The small sample size of this study limits the interpretation of results. The fact that the Rorschach tests were part of the assessment is another limitation of this study. However, only the CS scores were used during the diagnostic process. This could result in an association between Rorschach scoring and diagnosis that is artificially high due to the a priori assumption that severe thought disorder is specific to schizophrenia.
The total amount of thought disorder was highest in the group of patients with schizophrenia. In contrast with the TDI, the WgtSum6 correlated with the PANSS, but neither the WgtSum6 nor the TDI was able to discriminate between the schizophrenic group and the mixed group. The most detailed and nuanced assessment of thought disorder can be found when using the TDI system. Word-finding difficulties and the most severe levels of thought-disordered responses (0.75 and 1.0) were largely restricted to—but not always shown by—patients with schizophrenia. In other words, the absence of severe thought disorder does not rule out the possibility that a patient has schizophrenia, but the presence of the most severe thought disorder categories (i.e., “absurd responses,” “fluidity,” “incoherence,” “contamination,” and “autistic logic”) seems to be a strong indicator of schizophrenic psychopathology. The strength of the TDI is its ability to detect these qualitative nuances of thought disorder, so we therefore argue that the TDI is superior to the CS when using the Rorschach test for the clinical assessment of early-onset schizophrenia. Our findings suggest that specific types of thought disorder may be specific to schizophrenia. If these findings are replicated by larger studies, there are implications for other assessments and for the subtyping of schizophrenia. In addition, such findings may help to define the underlying mechanisms of the disorder itself.

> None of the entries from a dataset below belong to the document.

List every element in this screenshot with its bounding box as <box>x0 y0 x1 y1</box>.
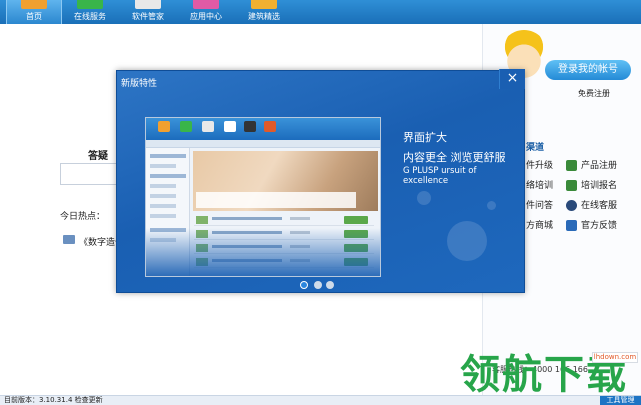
nav-online-service[interactable]: 在线服务 <box>62 0 118 24</box>
new-features-dialog: 新版特性 界面扩大 内容更全 浏览更舒服 G PLUSP ursuit of e… <box>116 70 525 293</box>
nav-online-service-label: 在线服务 <box>74 12 106 21</box>
preview-home-icon <box>158 121 170 132</box>
login-button[interactable]: 登录我的帐号 <box>545 60 631 80</box>
decor-bubble <box>417 191 431 205</box>
preview-software-icon <box>202 121 214 132</box>
site-watermark: 领航下载 <box>460 352 628 398</box>
feature-preview-image <box>145 117 381 277</box>
dialog-title: 新版特性 <box>121 79 158 89</box>
service-product-register[interactable]: 产品注册 <box>581 160 617 172</box>
slide-dot-2[interactable] <box>314 281 322 289</box>
promo-line-2: 内容更全 浏览更舒服 <box>403 151 506 164</box>
preview-side-row <box>150 154 186 158</box>
nav-home-label: 首页 <box>26 12 42 21</box>
app-center-icon <box>193 0 219 9</box>
version-status[interactable]: 目前版本：3.10.31.4 检查更新 <box>4 396 103 405</box>
watermark-url: lhdown.com <box>592 352 638 363</box>
building-picks-icon <box>251 0 277 9</box>
tool-manager-button[interactable]: 工具管理 <box>600 396 641 405</box>
preview-box-icon <box>264 121 276 132</box>
preview-side-row <box>150 214 176 218</box>
promo-line-3: G PLUSP ursuit of excellence <box>403 166 477 186</box>
decor-bubble <box>487 201 496 210</box>
preview-banner-strip <box>196 192 356 208</box>
register-link[interactable]: 免费注册 <box>578 88 610 99</box>
nav-app-center[interactable]: 应用中心 <box>178 0 234 24</box>
service-online-support[interactable]: 在线客服 <box>581 200 617 212</box>
service-online-training[interactable]: 络培训 <box>526 180 553 192</box>
nav-building-picks-label: 建筑精选 <box>248 12 280 21</box>
nav-home[interactable]: 首页 <box>6 0 62 24</box>
feedback-icon <box>566 220 577 231</box>
preview-fade <box>146 228 380 276</box>
slide-dot-1[interactable] <box>300 281 308 289</box>
service-qa[interactable]: 件问答 <box>526 200 553 212</box>
top-navigation-bar: 首页 在线服务 软件管家 应用中心 建筑精选 <box>0 0 641 24</box>
decor-bubble <box>447 221 487 261</box>
preview-side-row <box>150 164 176 168</box>
home-icon <box>21 0 47 9</box>
preview-toolbar <box>146 118 380 140</box>
slide-dot-3[interactable] <box>326 281 334 289</box>
training-signup-icon <box>566 180 577 191</box>
preview-side-row <box>150 194 176 198</box>
preview-side-row <box>150 174 186 178</box>
promo-line-1: 界面扩大 <box>403 131 447 144</box>
services-heading: 渠道 <box>526 143 545 153</box>
preview-side-row <box>150 184 176 188</box>
nav-software-manager[interactable]: 软件管家 <box>120 0 176 24</box>
preview-service-icon <box>180 121 192 132</box>
qa-label: 答疑 <box>88 151 108 162</box>
preview-address-bar <box>146 140 380 148</box>
nav-app-center-label: 应用中心 <box>190 12 222 21</box>
close-icon[interactable]: × <box>499 69 525 89</box>
nav-software-manager-label: 软件管家 <box>132 12 164 21</box>
preview-grad-icon <box>244 121 256 132</box>
software-manager-icon <box>135 0 161 9</box>
status-bar: 目前版本：3.10.31.4 检查更新 工具管理 <box>0 395 641 405</box>
online-service-icon <box>77 0 103 9</box>
nav-building-picks[interactable]: 建筑精选 <box>236 0 292 24</box>
preview-side-row <box>150 204 176 208</box>
preview-doc-icon <box>224 121 236 132</box>
preview-list-row <box>194 214 374 226</box>
support-icon <box>566 200 577 211</box>
monitor-icon <box>63 235 75 244</box>
service-official-feedback[interactable]: 官方反馈 <box>581 220 617 232</box>
register-icon <box>566 160 577 171</box>
service-official-store[interactable]: 方商城 <box>526 220 553 232</box>
service-training-signup[interactable]: 培训报名 <box>581 180 617 192</box>
hot-topics-label: 今日热点： <box>60 212 106 222</box>
qa-search-input[interactable] <box>60 163 120 185</box>
service-upgrade[interactable]: 件升级 <box>526 160 553 172</box>
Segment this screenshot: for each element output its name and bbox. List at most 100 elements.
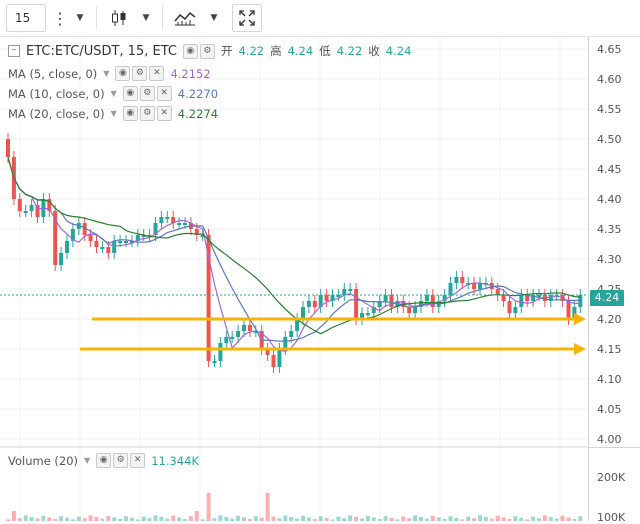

To draw more definitive conclusions about the individual strengths and limitations of the CS and the TDI for the assessment of schizophrenia and of a possible combination of these scoring systems, a much larger study is necessary.
The data presented in this article were collected as part of the standard clinical assessment of patients at the Child and Adolescent Psychiatric University Clinic in Odense. Data have been anonymized, and there are no ethical issues associated with this project. The project has been reported to the Danish Data Protection Agency. No ethical research committee approval was needed, because the data were obtained during the course of standard clinical care.